It turns out the biggest challenge with Facebook these days is not the lack of a wall—it is the friends who constantly disappear and reappear. Between account deactivations, privacy panics, experiments with quitting social media, and the looming spectre of real-name or ID laws, profiles blink out of existence for weeks at a time. I am terrible at keeping up with people even when the directory stays stable, so that churn leaves me forgetting who moved, changed jobs or quietly vanished from my digital orbit. This post documents the lightweight workflow I now use to keep a personal “rolodex” of where everyone is and what they are up to.

The solution is not complicated: run a quick export, stash the output in a private repo and jot a few notes about what changed. It is manual, but it gives me a stable record that survives whatever Facebook is doing on any given week.

Exporting the Friends List

  1. Open https://www.facebook.com/friends/list in a desktop browser and sign in if needed.
  2. Scroll to the bottom of the page to force Facebook to load the entire list.
  3. Open the developer console.
  4. Paste one of the snippets below (they are the same logic tailored to Firefox and Chrome) and hit enter.

Firefox console snippet

console.log(
  Array
    .from(window.document.getElementsByTagName("a"))
    .filter((f) => Boolean(f.querySelector("span")))
    .map((f) => [f.querySelector("span").innerText, f.getAttribute("href")])
    .filter((f) => f && f[0] && new RegExp("^https://www\\.facebook\\.com/[^?/]+$").exec(f[1]))
    .sort()
    .map((e) => `${e[0]} ( ${e[1]} )`)
    .join("\n")
);

Chrome (and Chromium-based) console snippet

console.log(
  Array
    .from(window.document.getElementsByTagName("a"))
    .map((f) => [f.innerText, f.getAttribute("href")])
    .filter((f) => f && f[0] && new RegExp("^https://www\\.facebook\\.com/[^?/]+$").exec(f[1]))
    .sort()
    .map((e) => `${e[0]} ( ${e[1]} )`)
    .join("\n")
);

Both snippets iterate over every link on the page, collect the name and profile URL, filter out anything that is not a canonical friend profile and log a clean “Name ( URL )” list to the console. Copy the output into a local file named list.txt so you can diff it later.
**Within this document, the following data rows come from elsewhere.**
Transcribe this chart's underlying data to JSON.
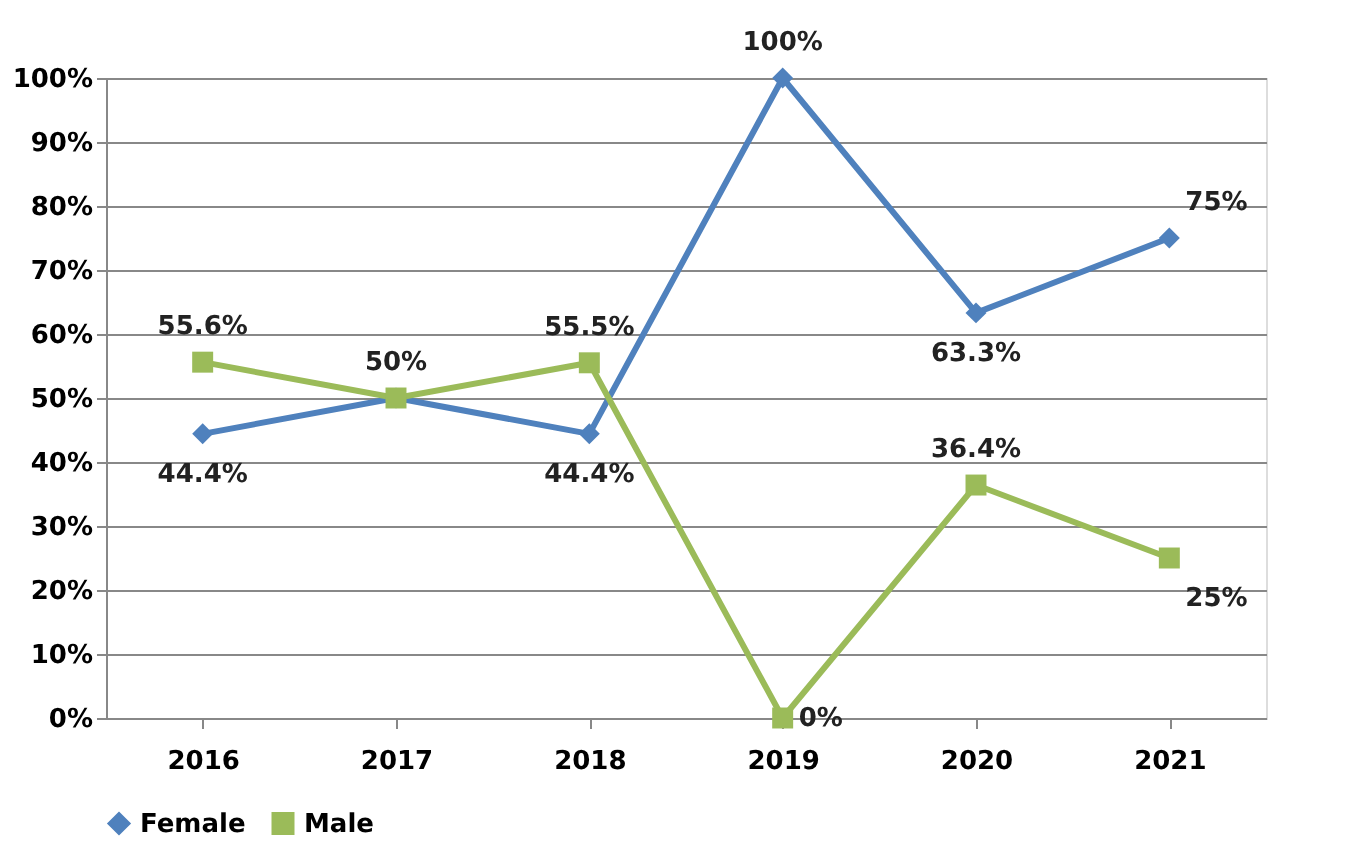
{
  "chart_data": {
    "type": "line",
    "categories": [
      "2016",
      "2017",
      "2018",
      "2019",
      "2020",
      "2021"
    ],
    "series": [
      {
        "name": "Female",
        "color": "#4f81bd",
        "marker": "diamond",
        "values": [
          44.4,
          50,
          44.4,
          100,
          63.3,
          75
        ],
        "value_labels": [
          "44.4%",
          "50%",
          "44.4%",
          "100%",
          "63.3%",
          "75%"
        ]
      },
      {
        "name": "Male",
        "color": "#9bbb59",
        "marker": "square",
        "values": [
          55.6,
          50,
          55.5,
          0,
          36.4,
          25
        ],
        "value_labels": [
          "55.6%",
          null,
          "55.5%",
          "0%",
          "36.4%",
          "25%"
        ]
      }
    ],
    "ylim": [
      0,
      100
    ],
    "yticks": [
      {
        "value": 0,
        "label": "0%"
      },
      {
        "value": 10,
        "label": "10%"
      },
      {
        "value": 20,
        "label": "20%"
      },
      {
        "value": 30,
        "label": "30%"
      },
      {
        "value": 40,
        "label": "40%"
      },
      {
        "value": 50,
        "label": "50%"
      },
      {
        "value": 60,
        "label": "60%"
      },
      {
        "value": 70,
        "label": "70%"
      },
      {
        "value": 80,
        "label": "80%"
      },
      {
        "value": 90,
        "label": "90%"
      },
      {
        "value": 100,
        "label": "100%"
      }
    ],
    "grid": "y",
    "legend": "bottom",
    "line_style": "solid"
  }
}
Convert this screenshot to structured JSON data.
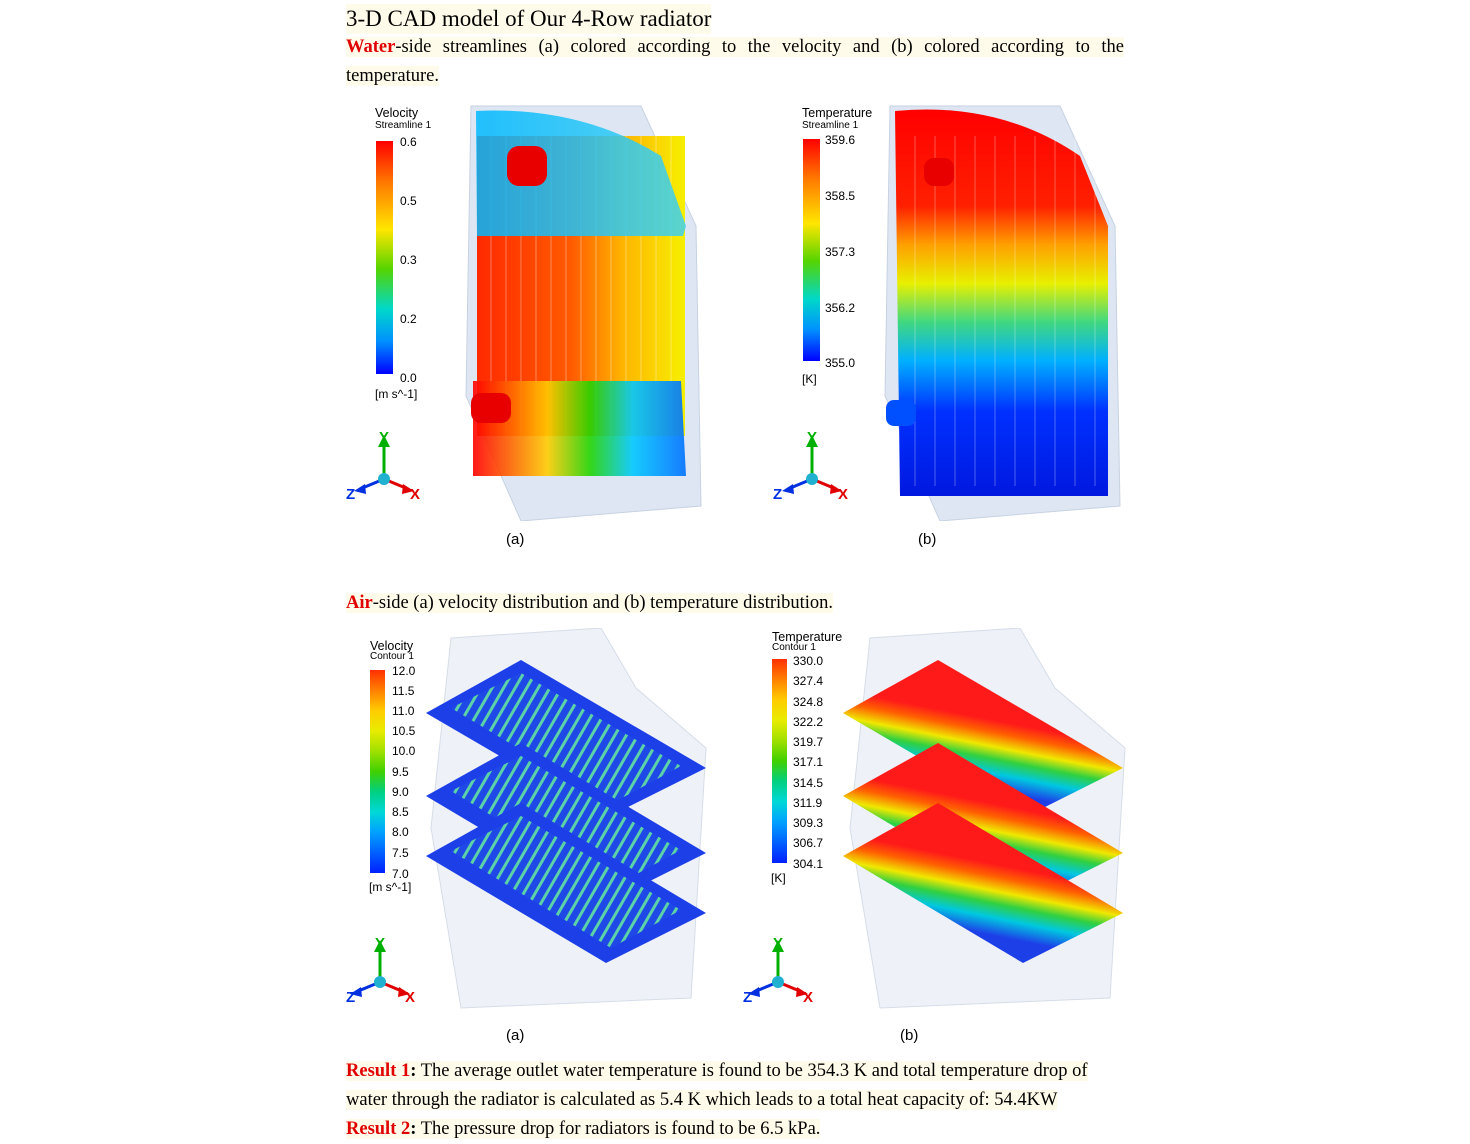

Turning the Export into a Habit

I drop the file into a private Git repository alongside a short note about what changed. Whenever I get the itch to check in with people, I rerun the export, overwrite list.txt and review the diff. If new names appear or old ones disappear, I add a reminder in my calendar or send a quick message.

This ritual sounds a little obsessive, but it keeps me anchored. The point is not surveillance—it is a gentler way of nudging myself to reconnect with the humans behind those profile pictures.